Me, Myself & Irene

Hank/Charlie (Jim Carrey) gets tough with a youngster in Me, Myself & Irene.
(© 2000 Twentieth Century Fox. All rights reserved.)

M O V I E   R E V I E W   B Y   D A V I D   N G

What’s surprising about Me, Myself & Irene is not how much the funny parts make us laugh but how forgettable the rest of it is. Even the most brain-dead mallrat will sense something oddly mediocre about this latest addition to the Farrelly brother oeuvre. When the bodily fluids and general mean-spiritedness stop flying, the movie’s banality glares like cheap aluminum siding. And every scene has a whiff of deja-vu. In some cases, the Farrelly brothers steal from their own movies. With Me, Myself & Irene, they’ve degenerated into class clowns who’ve resorted to endlessly repeating their own fart and pee jokes.

In the title role(s), Jim Carrey uses what he learned from The Truman Show and Man on the Moon to invest his character with pathos, but his efforts are futile. His Charlie, a meek Rhode Island state trooper, serves as little more than a resilient punching bag for the movie’s low humor. Charlie has let people push him around his whole life. First, his wife commits adultery with a black dwarf, and then she gives birth to three black children. Eventually, his wife runs off with the dwarf. Charlie, who is in denial over the paternity of his children, becomes the town’s laughing stock. One day he has all he can take, and his personality splits, creating Hank, a smarmy lecher who’s the polar opposite of Charlie’s boy scout.
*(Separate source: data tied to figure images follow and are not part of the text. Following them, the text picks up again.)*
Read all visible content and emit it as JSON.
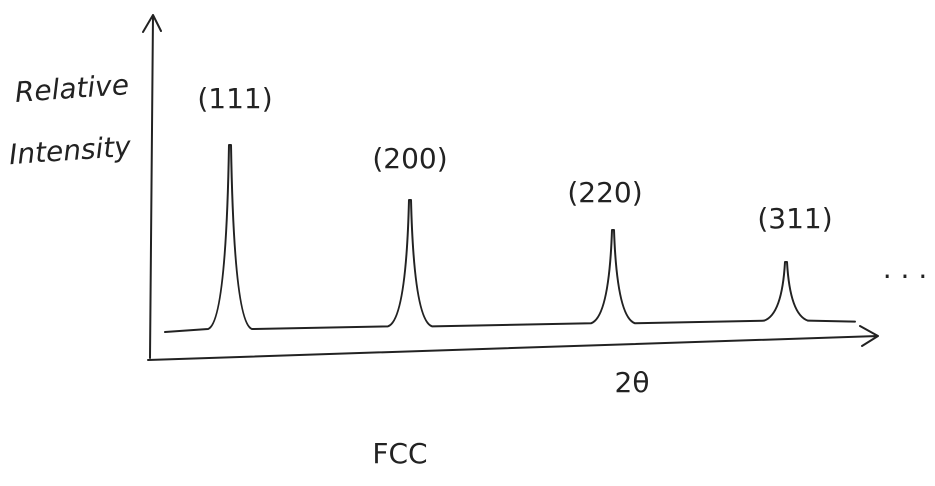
{
  "y_axis_label": {
    "line1": "Relative",
    "line2": "Intensity"
  },
  "x_axis_label": "2θ",
  "peaks": [
    {
      "label": "(111)"
    },
    {
      "label": "(200)"
    },
    {
      "label": "(220)"
    },
    {
      "label": "(311)"
    }
  ],
  "continuation": "· · ·",
  "caption": "FCC"
}
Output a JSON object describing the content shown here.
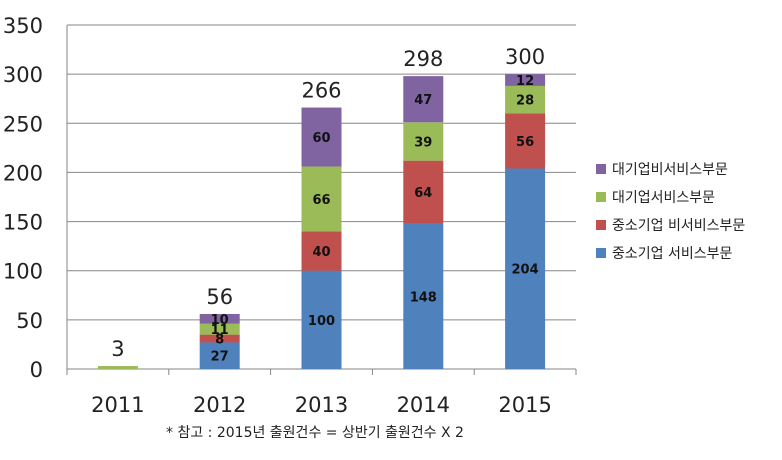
{
  "chart_data": {
    "type": "bar",
    "stacked": true,
    "categories": [
      "2011",
      "2012",
      "2013",
      "2014",
      "2015"
    ],
    "series": [
      {
        "name": "중소기업 서비스부문",
        "color": "#4F81BD",
        "values": [
          0,
          27,
          100,
          148,
          204
        ],
        "labels": [
          "",
          "27",
          "100",
          "148",
          "204"
        ]
      },
      {
        "name": "중소기업 비서비스부문",
        "color": "#C0504D",
        "values": [
          0,
          8,
          40,
          64,
          56
        ],
        "labels": [
          "",
          "8",
          "40",
          "64",
          "56"
        ]
      },
      {
        "name": "대기업서비스부문",
        "color": "#9BBB59",
        "values": [
          3,
          11,
          66,
          39,
          28
        ],
        "labels": [
          "",
          "11",
          "66",
          "39",
          "28"
        ]
      },
      {
        "name": "대기업비서비스부문",
        "color": "#8064A2",
        "values": [
          0,
          10,
          60,
          47,
          12
        ],
        "labels": [
          "",
          "10",
          "60",
          "47",
          "12"
        ]
      }
    ],
    "totals": [
      "3",
      "56",
      "266",
      "298",
      "300"
    ],
    "ylim": [
      0,
      350
    ],
    "yticks": [
      "0",
      "50",
      "100",
      "150",
      "200",
      "250",
      "300",
      "350"
    ],
    "grid": true,
    "legend_position": "right",
    "footnote": "* 참고 : 2015년 출원건수 =  상반기 출원건수 X 2"
  }
}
The set-up is essentially a variation on The Nutty Professor. Carrey has only to shift between high and low gears to complete his character. He’s quite funny, reminding us of what a great physical comedian he is. This is Carrey doing what Carrey does best, but he doesn’t break any new ground. There’s an undeniable feeling that he’s too old and (dare I say?) mature for this fluff.
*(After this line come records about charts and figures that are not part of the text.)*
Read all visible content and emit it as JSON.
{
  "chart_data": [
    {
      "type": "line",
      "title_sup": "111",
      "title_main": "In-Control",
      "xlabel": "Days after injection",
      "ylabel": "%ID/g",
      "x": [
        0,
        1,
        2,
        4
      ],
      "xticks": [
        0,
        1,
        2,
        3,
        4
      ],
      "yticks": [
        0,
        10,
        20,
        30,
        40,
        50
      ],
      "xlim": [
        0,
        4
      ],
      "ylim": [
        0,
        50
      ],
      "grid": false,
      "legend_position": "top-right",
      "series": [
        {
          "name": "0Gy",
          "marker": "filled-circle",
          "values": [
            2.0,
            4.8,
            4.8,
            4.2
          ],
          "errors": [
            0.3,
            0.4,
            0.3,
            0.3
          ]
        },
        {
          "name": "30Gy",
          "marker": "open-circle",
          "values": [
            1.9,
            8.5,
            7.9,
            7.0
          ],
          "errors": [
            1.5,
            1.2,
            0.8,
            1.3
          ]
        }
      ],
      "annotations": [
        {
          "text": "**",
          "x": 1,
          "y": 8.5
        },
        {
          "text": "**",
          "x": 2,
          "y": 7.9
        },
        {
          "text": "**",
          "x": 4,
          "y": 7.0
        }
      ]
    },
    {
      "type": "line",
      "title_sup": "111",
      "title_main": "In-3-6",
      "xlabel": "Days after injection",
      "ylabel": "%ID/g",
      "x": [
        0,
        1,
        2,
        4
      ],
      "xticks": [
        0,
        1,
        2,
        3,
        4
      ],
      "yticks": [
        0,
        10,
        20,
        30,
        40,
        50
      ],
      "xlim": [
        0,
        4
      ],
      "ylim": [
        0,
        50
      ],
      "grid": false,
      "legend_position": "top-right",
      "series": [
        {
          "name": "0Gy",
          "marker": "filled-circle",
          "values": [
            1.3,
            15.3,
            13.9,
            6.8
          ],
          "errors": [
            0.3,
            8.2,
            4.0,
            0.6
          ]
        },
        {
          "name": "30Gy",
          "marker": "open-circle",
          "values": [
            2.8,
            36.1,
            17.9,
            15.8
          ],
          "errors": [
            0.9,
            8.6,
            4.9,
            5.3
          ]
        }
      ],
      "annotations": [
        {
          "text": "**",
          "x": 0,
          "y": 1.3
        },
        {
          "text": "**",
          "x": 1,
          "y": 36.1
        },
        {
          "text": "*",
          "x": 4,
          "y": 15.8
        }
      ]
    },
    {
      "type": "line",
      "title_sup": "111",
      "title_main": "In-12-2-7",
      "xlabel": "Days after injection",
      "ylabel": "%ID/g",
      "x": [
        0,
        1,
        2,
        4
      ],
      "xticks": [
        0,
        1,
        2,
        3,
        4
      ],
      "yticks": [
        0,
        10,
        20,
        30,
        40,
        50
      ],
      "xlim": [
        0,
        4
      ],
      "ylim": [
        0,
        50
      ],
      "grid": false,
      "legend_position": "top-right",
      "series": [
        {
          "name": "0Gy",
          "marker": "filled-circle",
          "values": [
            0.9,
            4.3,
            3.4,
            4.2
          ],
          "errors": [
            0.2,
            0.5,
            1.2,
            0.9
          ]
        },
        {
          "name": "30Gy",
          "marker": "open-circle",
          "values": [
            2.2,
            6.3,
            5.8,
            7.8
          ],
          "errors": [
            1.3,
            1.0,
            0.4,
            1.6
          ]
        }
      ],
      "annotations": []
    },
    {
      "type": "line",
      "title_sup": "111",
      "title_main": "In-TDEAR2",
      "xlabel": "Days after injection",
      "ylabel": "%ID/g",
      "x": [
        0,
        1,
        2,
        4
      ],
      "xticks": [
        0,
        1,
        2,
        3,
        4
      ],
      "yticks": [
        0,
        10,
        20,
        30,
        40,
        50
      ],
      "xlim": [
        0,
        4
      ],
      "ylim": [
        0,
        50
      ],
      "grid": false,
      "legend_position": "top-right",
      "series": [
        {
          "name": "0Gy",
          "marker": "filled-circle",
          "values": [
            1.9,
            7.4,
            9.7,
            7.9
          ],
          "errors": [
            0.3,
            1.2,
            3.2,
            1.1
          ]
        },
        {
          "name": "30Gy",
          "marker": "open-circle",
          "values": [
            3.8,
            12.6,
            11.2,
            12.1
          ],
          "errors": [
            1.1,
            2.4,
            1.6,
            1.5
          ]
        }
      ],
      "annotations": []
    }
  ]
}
Charlie gets into a fight with a limo driver in Me, Myself & Irene.
(© 2000 Twentieth Century Fox. All rights reserved.)

Much funnier are Charlie’s three black children. All grown up, their blackness clashes cheerfully with the town’s Martha Stewart-inspired sensibilities. What’s more, they each turn out to be certified geniuses (their parents were both chapter presidents of Mensa). Again, the Farrelly brothers are recycling old material, this time from There’s Something About Mary in which Cameron Diaz’s mother, the very white Markie Post, marries a very black Keith David. But the kids (played by Anthony Anderson, Jerod Mixon, and Mongo Brownlee) generate enough comic hysteria to drown out even Carrey. They shoot da shit on topics ranging from nuclear physics to their SAT scores, using words like "motherfucking" and "dumbass" to seemingly describe everything.

It’s too bad they don’t have more scenes. The rest of Me, Myself & Irene follows a boring, asinine plot about a woman on the run from crooked cops. The woman is Irene (Renee Zellweger) who ends up in Rhode Island and must be escorted by Carrey back to upstate New York. This provides ample time for a by-the-books romance as well as a couple of well-choreographed comic scenes, one involving a cow that won’t die and the other a post-sex urinating disaster. Zellweger is competent and harmless -- the Farrelly brothers’ latest incarnation of a comic muse. Irene doesn’t have Mary’s luminescence, but she’s occasionally funny and pleasant to be around all the same.

The idiotic plot, however, is as insufferable as it is inconsequential. It’s never clear what’s happening, only that a wealthy landowner is conspiring with a couple of cops against the EPA to defraud… what? It doesn’t matter. It’s a skimpy structure even by Farrelly standards. The climax, involving a shoot out and rescue, not only feels out of place but it's completely laugh-free -- as if the Farelly brothers let a B-school intern finish the job.

The unfortunate result is an amateurish quality that infects the rest of the movie. The comic scenes feel that much more desperate and jejune: they’re dragged down instead of elevated by the ridiculousness of it all. Me, Myself & Irene is still a funny movie with winning performances. But it’s a hollow comic exercise that could have been accomplished more efficiently as a Saturday Night Live sketch. In their attempt to popularize low-brow humor, the Farrelly brothers have regressed one step too far.